I can recall coming home from high school and playing tracks that would have the windows rattling as the organ pushed out such powerful notes backed by the drummer on the snare which brought a great addition to his soulful tracks.
Decades later, I saw a picture of an album cover that rekindled a vague memory of a saxophonist and it caused me to do an online search and listen to the title track of this album, Mercy, Mercy, Mercy by Cannonball Adderley. The musicians included Cannonball Adderley- alto saxophone Nat Adderley (his brother)-cornet, Joe Zawinul– acoustic & electric pianos, Victor Gaskin– bass, and Roy McCurdy– Drums. By the way, Joe Zawinul is the backbone of Weather Report. If you are interested in hearing a vocal rendition, check out Queen Latifah.
“Released as a single in January ’67, ‘Mercy, Mercy, Mercy’ rose to No.2 in the US R&B charts and No.11 in the pop lists, while its parent album topped the US R&B albums chart and made No.13 on the Billboard 200. There were cover versions of the song, too, most notably by Marlena Shaw, who scored a Top 40 R&B hit with a vocal version in 1967.” (udiscovermusic.com)

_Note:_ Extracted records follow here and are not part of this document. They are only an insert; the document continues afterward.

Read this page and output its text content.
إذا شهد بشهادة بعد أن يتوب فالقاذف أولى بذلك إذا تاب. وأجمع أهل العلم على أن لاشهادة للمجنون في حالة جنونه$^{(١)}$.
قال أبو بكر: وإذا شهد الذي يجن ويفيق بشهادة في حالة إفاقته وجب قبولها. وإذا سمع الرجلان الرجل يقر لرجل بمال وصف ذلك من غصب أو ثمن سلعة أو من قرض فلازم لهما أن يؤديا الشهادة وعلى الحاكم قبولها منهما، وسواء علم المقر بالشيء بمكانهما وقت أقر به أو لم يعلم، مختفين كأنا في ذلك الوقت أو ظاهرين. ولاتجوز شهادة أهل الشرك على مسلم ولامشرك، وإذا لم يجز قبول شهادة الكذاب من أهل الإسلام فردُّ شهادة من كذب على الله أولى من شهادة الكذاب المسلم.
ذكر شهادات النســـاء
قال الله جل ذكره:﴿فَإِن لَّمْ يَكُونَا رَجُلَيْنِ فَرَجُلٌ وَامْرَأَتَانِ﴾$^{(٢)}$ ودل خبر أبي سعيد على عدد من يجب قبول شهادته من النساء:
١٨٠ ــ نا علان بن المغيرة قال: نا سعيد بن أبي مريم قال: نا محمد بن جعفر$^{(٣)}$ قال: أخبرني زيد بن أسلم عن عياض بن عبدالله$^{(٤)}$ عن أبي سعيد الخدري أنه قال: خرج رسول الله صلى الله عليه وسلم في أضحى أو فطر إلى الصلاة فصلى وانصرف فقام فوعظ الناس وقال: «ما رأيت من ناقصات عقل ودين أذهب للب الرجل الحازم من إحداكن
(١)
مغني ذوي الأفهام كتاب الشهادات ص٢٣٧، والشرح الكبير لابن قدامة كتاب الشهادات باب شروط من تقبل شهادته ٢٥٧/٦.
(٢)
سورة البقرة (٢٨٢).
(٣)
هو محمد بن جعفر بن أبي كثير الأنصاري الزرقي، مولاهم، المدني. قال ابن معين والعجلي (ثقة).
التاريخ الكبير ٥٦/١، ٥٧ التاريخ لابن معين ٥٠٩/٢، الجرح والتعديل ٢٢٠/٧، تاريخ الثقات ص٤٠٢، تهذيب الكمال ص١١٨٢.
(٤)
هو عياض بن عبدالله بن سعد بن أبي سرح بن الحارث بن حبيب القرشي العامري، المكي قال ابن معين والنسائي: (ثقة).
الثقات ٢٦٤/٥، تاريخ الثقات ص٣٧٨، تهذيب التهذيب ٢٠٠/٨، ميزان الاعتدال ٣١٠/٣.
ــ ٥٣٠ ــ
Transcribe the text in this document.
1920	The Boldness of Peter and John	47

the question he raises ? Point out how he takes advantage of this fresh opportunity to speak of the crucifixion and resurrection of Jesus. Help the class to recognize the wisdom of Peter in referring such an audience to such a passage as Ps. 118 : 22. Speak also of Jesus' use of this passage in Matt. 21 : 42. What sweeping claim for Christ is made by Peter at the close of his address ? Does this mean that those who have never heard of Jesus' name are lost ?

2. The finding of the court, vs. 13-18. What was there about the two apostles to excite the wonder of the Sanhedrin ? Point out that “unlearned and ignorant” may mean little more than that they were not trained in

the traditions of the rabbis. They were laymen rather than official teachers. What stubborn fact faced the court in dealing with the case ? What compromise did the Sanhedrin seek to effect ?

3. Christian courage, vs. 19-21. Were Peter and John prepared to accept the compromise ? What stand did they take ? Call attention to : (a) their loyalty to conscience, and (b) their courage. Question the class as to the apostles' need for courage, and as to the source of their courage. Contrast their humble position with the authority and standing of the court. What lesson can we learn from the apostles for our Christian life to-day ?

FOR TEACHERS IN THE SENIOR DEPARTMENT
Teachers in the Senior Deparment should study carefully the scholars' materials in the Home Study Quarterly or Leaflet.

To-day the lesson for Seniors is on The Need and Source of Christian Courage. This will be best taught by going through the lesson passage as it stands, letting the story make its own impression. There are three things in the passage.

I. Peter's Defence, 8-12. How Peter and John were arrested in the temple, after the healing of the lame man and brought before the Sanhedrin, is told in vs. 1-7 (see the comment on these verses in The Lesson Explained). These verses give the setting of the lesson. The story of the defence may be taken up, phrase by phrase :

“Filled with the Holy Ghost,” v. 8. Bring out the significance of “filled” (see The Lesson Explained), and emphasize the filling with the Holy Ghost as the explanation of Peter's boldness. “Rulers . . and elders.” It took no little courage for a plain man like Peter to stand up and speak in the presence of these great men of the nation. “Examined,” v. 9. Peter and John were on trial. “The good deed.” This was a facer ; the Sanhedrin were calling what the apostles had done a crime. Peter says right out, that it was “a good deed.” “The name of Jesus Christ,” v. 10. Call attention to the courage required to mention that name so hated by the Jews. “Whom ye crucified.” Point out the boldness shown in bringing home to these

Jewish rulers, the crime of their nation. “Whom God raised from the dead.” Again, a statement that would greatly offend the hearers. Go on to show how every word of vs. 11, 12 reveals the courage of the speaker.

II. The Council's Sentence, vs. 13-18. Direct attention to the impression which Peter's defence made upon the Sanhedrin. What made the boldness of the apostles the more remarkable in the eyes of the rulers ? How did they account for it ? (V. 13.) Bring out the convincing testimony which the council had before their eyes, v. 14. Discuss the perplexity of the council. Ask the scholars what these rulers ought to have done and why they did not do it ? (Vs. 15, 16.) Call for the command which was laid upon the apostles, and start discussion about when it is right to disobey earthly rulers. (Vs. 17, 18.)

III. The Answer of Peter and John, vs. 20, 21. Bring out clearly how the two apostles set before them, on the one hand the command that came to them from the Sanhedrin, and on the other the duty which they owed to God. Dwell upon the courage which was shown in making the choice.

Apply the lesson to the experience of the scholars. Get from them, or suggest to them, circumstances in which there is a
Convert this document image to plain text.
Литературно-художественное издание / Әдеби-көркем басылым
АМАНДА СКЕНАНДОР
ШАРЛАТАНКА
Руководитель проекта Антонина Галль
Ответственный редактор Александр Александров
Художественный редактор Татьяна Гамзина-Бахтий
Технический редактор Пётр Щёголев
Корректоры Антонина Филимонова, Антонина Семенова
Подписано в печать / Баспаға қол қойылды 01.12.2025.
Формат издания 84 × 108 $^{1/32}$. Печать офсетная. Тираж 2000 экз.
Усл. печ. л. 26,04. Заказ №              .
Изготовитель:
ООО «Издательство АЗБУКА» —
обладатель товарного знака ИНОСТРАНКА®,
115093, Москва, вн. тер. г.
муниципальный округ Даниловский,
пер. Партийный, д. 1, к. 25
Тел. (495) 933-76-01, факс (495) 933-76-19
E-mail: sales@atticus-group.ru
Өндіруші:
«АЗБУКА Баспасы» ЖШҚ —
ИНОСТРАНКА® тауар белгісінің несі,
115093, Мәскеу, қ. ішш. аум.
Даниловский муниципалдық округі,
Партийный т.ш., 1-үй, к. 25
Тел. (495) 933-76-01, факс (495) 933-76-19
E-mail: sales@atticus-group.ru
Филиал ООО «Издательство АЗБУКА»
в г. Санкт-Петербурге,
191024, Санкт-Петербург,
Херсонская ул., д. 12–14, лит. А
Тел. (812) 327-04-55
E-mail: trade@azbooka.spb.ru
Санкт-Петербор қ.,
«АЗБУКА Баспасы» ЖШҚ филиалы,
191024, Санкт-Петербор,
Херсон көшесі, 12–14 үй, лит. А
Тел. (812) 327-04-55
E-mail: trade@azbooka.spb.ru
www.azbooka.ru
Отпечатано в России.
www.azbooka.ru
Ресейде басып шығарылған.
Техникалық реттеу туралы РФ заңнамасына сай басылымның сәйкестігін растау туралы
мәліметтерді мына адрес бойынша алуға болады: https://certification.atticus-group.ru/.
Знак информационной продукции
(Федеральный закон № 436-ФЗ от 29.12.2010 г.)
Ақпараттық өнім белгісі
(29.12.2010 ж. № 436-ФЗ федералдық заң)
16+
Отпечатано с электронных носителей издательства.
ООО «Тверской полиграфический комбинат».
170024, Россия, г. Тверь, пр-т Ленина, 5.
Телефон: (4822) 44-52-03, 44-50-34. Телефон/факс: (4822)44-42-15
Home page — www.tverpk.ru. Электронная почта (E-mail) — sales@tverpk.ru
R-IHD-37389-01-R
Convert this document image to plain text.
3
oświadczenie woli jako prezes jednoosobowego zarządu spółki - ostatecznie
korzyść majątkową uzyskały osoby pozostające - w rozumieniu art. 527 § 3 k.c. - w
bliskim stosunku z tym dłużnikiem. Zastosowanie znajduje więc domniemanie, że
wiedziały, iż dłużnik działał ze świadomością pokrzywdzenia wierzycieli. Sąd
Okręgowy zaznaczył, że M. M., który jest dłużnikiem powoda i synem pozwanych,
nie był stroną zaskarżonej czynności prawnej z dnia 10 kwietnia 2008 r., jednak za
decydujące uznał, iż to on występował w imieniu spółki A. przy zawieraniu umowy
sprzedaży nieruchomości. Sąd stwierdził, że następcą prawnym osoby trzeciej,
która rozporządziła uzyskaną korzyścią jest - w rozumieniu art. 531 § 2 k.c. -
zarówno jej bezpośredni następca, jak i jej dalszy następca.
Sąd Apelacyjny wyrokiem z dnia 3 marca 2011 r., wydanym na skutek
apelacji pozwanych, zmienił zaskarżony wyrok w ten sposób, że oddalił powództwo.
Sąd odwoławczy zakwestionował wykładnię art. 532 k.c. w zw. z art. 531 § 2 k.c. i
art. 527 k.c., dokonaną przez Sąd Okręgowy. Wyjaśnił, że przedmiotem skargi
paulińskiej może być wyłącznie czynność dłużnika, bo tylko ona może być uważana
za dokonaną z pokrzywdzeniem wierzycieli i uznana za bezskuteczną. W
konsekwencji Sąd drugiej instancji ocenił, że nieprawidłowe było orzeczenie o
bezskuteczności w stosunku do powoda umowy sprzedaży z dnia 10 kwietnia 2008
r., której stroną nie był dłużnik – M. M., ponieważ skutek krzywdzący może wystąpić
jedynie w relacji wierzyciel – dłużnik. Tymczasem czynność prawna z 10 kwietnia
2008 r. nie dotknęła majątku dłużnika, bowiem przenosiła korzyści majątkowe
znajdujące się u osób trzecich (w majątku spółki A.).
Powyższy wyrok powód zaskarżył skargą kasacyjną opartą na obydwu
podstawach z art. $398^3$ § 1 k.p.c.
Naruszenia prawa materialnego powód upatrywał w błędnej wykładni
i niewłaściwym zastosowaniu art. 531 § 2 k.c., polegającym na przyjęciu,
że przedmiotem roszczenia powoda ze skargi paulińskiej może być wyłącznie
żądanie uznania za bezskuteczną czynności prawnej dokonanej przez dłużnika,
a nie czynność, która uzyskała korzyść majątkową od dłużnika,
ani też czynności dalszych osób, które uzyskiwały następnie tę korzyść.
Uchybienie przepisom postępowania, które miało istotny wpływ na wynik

“The tracks that made up Mercy, Mercy, Mercy! were cut in Hollywood at Capitol Studios, in front of an assembled congregation of family members, fans, and music-biz people, to help give it a live concert feel. Cannonball had, in fact, recorded live at The Club in March ’66, and though that performance had been slated for release, it didn’t come out at the time (it eventually surfaced in 2005, 30 years after the saxophonist’s death, as the album Money In The Pocket). It’s feasible that Cannonball wanted Mercy, Mercy, Mercy! to give the impression of having been recorded in Chicago, in order to avoid disappointing The Club’s owner, who was a friend.
Comprised of six varied tracks, Mercy, Mercy, Mercy! is an album that showcases the exciting onstage alchemy of Cannonball’s band, who veer from intense, cutting-edge modal jazz (‘Fun’), to rousing pop-soul beat ballads (‘Mercy, Mercy, Mercy), and danceable, finger-snapping soul jazz in the shape of ‘Sack O’ Woe’, one of Adderley’s signature tunes, where Joe Zawinul’s driving piano takes the listener straight to church.
But it’s ‘Mercy, Mercy, Mercy’ – which elicits enthusiastic shouts, hollers, and spontaneous clapping from the audience – that is the album’s keystone. Defined by an infectious chorus and infused with a strong, gospel feeling, the song is now regarded as a quintessential example of soul jazz. Its author was Joe Zawinul, who also contributed the cool groove ‘Hippodelphia’ to the album.” (udiscovermusic.com)
Cannonball’s infamous track is a mainstay in my musical collection, and I often turn to it while driving or just kicking back a home. I consider this to be a true gateway to jazz and will ask each artist we host to perform their rendition of this jazz classic. If you search for covers of this classic, you will find approximately 100 or more artists have recorded their rendition. Check out the ones by James Brown, Kevin Eubanks, The Buddy Rich Big Band, Kenny G, Queen Latifah, and Jaco Pastorius.